Unsung Hero Resurrects US Tied Aid Reporting

Official US aid policy is to slow down emergency aid as much as possible when people are dying. Well, they probably wouldn’t put it like that, but that is the consequence of a practice known as aid tying, whereby US aid must be spent on products from US companies. For emergency food aid, this causes huge delays in food shipments as the food has to come from the American Midwest rather than from easily available sources close to the emergency site. Bloomberg.com reported in December 2008 on the six-month journey of a bag of dried peas from Nebraska to Ethiopia, while in Ethiopia a grandfather watched seven of his grandchildren starve to death, victims of a famine foreseen for months.

Everyone from aid cheerleaders to aid skeptics decries aid tying. The US was reputed to be one of the worst offenders, but we didn’t know for sure, because the US government brazenly stopped publicly reporting how much of its aid was tied back in 1996 (unlike all other rich country donors). In 1996, when the US stopped reporting complete tied aid statistics to the OECD, 28 percent of its aid was untied, while the donor country average was 71 percent.

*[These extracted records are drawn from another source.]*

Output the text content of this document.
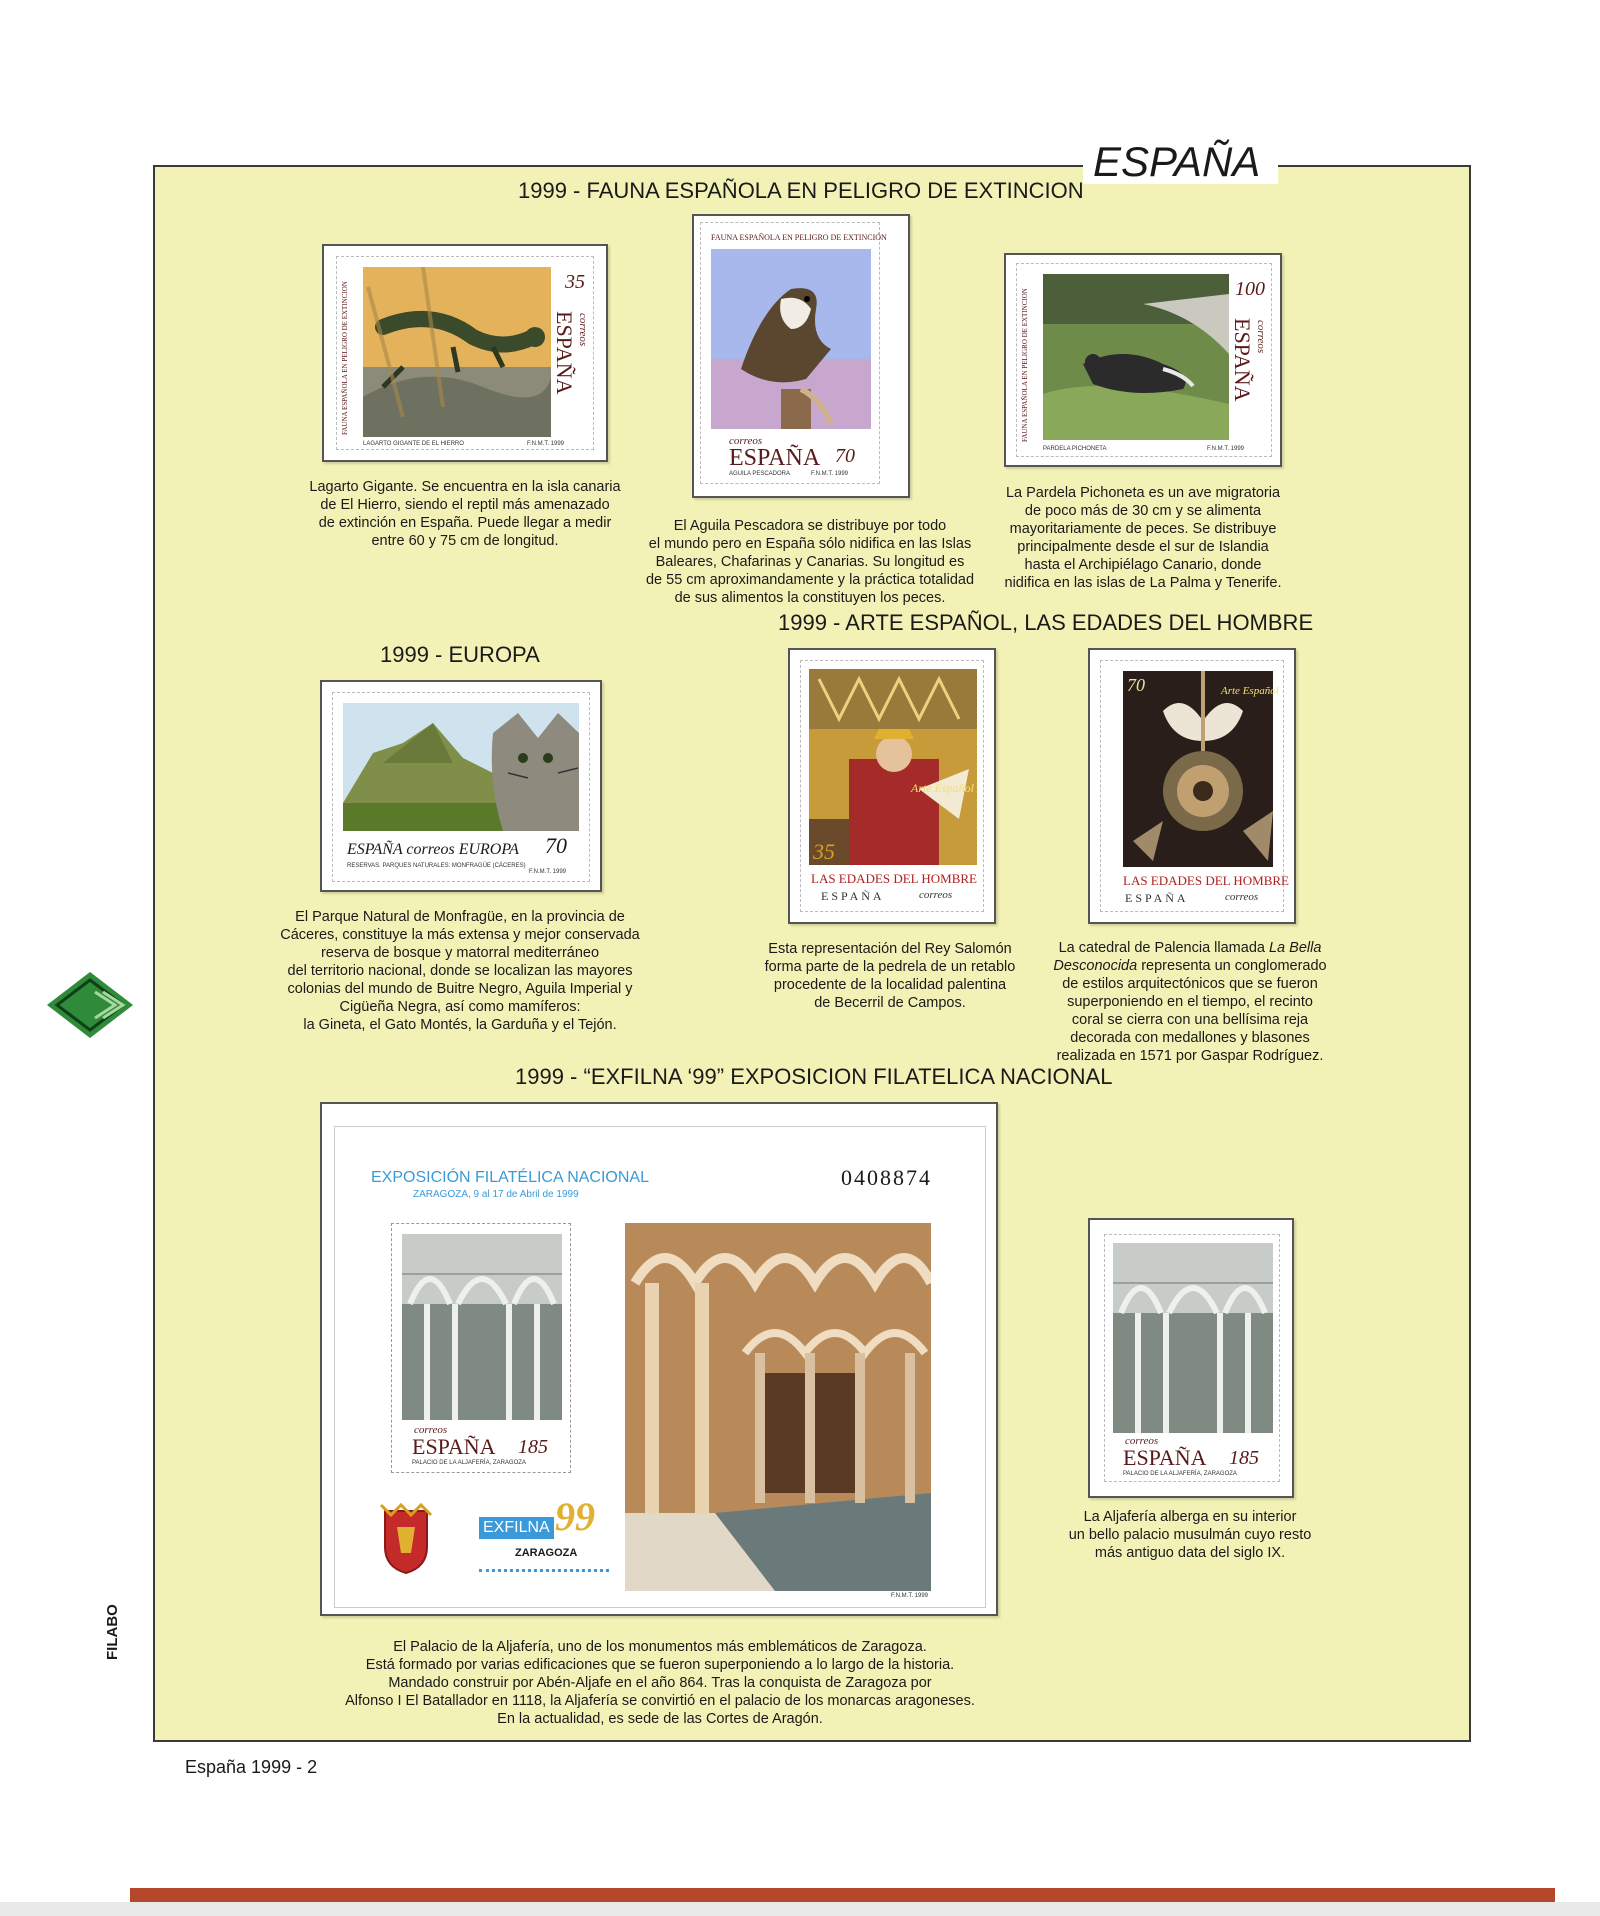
FILABO
ESPAÑA
1999 - FAUNA ESPAÑOLA EN PELIGRO DE EXTINCION
FAUNA ESPAÑOLA EN PELIGRO DE EXTINCION	35
correos
ESPAÑA
LAGARTO GIGANTE DE EL HIERRO	F.N.M.T. 1999
Lagarto Gigante. Se encuentra en la isla canaria
de El Hierro, siendo el reptil más amenazado
de extinción en España. Puede llegar a medir
entre 60 y 75 cm de longitud.
FAUNA ESPAÑOLA EN PELIGRO DE EXTINCIÓN
correos
ESPAÑA 70
AGUILA PESCADORA	F.N.M.T. 1999
El Aguila Pescadora se distribuye por todo
el mundo pero en España sólo nidifica en las Islas
Baleares, Chafarinas y Canarias. Su longitud es
de 55 cm aproximandamente y la práctica totalidad
de sus alimentos la constituyen los peces.
FAUNA ESPAÑOLA EN PELIGRO DE EXTINCION	100
correos
ESPAÑA
PARDELA PICHONETA	F.N.M.T. 1999
La Pardela Pichoneta es un ave migratoria
de poco más de 30 cm y se alimenta
mayoritariamente de peces. Se distribuye
principalmente desde el sur de Islandia
hasta el Archipiélago Canario, donde
nidifica en las islas de La Palma y Tenerife.
1999 - ARTE ESPAÑOL, LAS EDADES DEL HOMBRE
1999 - EUROPA
ESPAÑA correos EUROPA 70
RESERVAS. PARQUES NATURALES: MONFRAGÜE (CÁCERES)
F.N.M.T. 1999
El Parque Natural de Monfragüe, en la provincia de
Cáceres, constituye la más extensa y mejor conservada
reserva de bosque y matorral mediterráneo
del territorio nacional, donde se localizan las mayores
colonias del mundo de Buitre Negro, Aguila Imperial y
Cigüeña Negra, así como mamíferos:
la Gineta, el Gato Montés, la Garduña y el Tejón.
35
Arte Español
LAS EDADES DEL HOMBRE
ESPAÑA	correos
Esta representación del Rey Salomón
forma parte de la pedrela de un retablo
procedente de la localidad palentina
de Becerril de Campos.
70	Arte Español
LAS EDADES DEL HOMBRE
ESPAÑA	correos
La catedral de Palencia llamada La Bella
Desconocida representa un conglomerado
de estilos arquitectónicos que se fueron
superponiendo en el tiempo, el recinto
coral se cierra con una bellísima reja
decorada con medallones y blasones
realizada en 1571 por Gaspar Rodríguez.
1999 - “EXFILNA ‘99” EXPOSICION FILATELICA NACIONAL
EXPOSICIÓN FILATÉLICA NACIONAL
ZARAGOZA, 9 al 17 de Abril de 1999
0408874
correos
ESPAÑA 185
PALACIO DE LA ALJAFERÍA, ZARAGOZA
F.N.M.T. 1999
EXFILNA 99
ZARAGOZA
correos
ESPAÑA 185
PALACIO DE LA ALJAFERÍA, ZARAGOZA
La Aljafería alberga en su interior
un bello palacio musulmán cuyo resto
más antiguo data del siglo IX.
El Palacio de la Aljafería, uno de los monumentos más emblemáticos de Zaragoza.
Está formado por varias edificaciones que se fueron superponiendo a lo largo de la historia.
Mandado construir por Abén-Aljafe en el año 864. Tras la conquista de Zaragoza por
Alfonso I El Batallador en 1118, la Aljafería se convirtió en el palacio de los monarcas aragoneses.
En la actualidad, es sede de las Cortes de Aragón.
España 1999 - 2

But now for some good news. USAID has finally restarted gathering and reporting data on how much US foreign assistance is tied. As far as Aid Watch can find out, this did not reflect any change in official policy at the top. One working level USAID staffer simply took the initiative on their own to do the right thing and report aid tying (apparently there are Searchers and not only Planners at USAID). Transparency is the first step to accountability for aid. Alas, incentives for transparency are weak (as far as we can tell, Aid Watch is the first to notice the end of the 9-year hiatus in US aid tying reporting).

The USAID official responsible for this change in 2006, who preferred to remain anonymous in our blog, said that the general trend in the US is towards less tied aid across the board, citing new programs under the MCC, HIV/AIDS activities, and aid to sub-Saharan Africa which are not subject to tied aid requirements. The new statistics now show 69 percent of US aid to be untied (as of 2007), compared to an average for all OECD donors of 85 percent.

“I developed a methodology for the identification of tying status based on solicitation notices, blanket untying, and other factors,” the USAID official said in an email message. Calling for a more transparent form of reporting for all donor countries, he said that reporting from other donors is at times “not supported by actual open bidding at the prime contractor level…so I wanted to perform the identification as correctly as possible.”

Hopefully, more transparency will lead to more accountability for reaching the poor. As recently as 2003 a document on the USAID website shamelessly stated: "The principal beneficiary of America's foreign assistance programs has always been the United States. Close to 80 percent of USAID's contracts and grants go directly to American firms" (source). As the international campaign for untying aid has gathered force, such self-interest has become less acceptable (the 2003 document is no longer on the USAID web site.)

There is still a ways to go. Virtually all US food aid is still required to be produced and packaged right here in the US (according to the original text of the mammoth, much-amended and much-maligned Foreign Assistance Act of 1961—that's PL 87-195 Sec 604(c) for anyone who wants to look it up).

Going back to even more dusty and remote legislation, it is the 1936 Merchant Marine Act that requires 75 percent of US food aid to be shipped on US-flag carriers. That’s money in the pocket of the US shipping industry, a blow to fair and free markets, and a failure for aid efficiency: a 2007 report by the GAO found that a major challenge continuing to hinder the efficiency of US food aid programs was “legal requirements that result in the awarding of food aid contracts to more expensive providers and contribute to delivery delays.”

In early 2008, with global food prices on the rise, the Bush administration tried to convince Congress to allow 25 percent of US food aid to be sourced locally—to allow aid agencies to buy food closer to where people need it and get it to them more quickly, cutting out the slow, cross-continental journey of the Nebraskan dried peas. But Congress quickly voted this down.

Last June, a remarkably diluted version of the Bush proposal was finally passed, creating a pilot program to “test” the results of local and regional food aid purchases. While the Bush plan would have allocated $300 million, this program is capped at $25 million per year (about 1 percent of the US food aid budget). An article in Business Week quoted former USAID administrator and Georgetown Professor Andrew Natsios’ reaction to this bill: “We don’t need a pilot like this. It works, we know it works.”

While the political coalition that funds international aid continues to prefer US shipping and farm interests over saving poor people’s lives, today we can count one small victory for aid transparency. In order to reform destructive aid practices, we need to know what those practices are. Thanks to the efforts of one unsung USAID staffer, we are a little bit closer to that goal.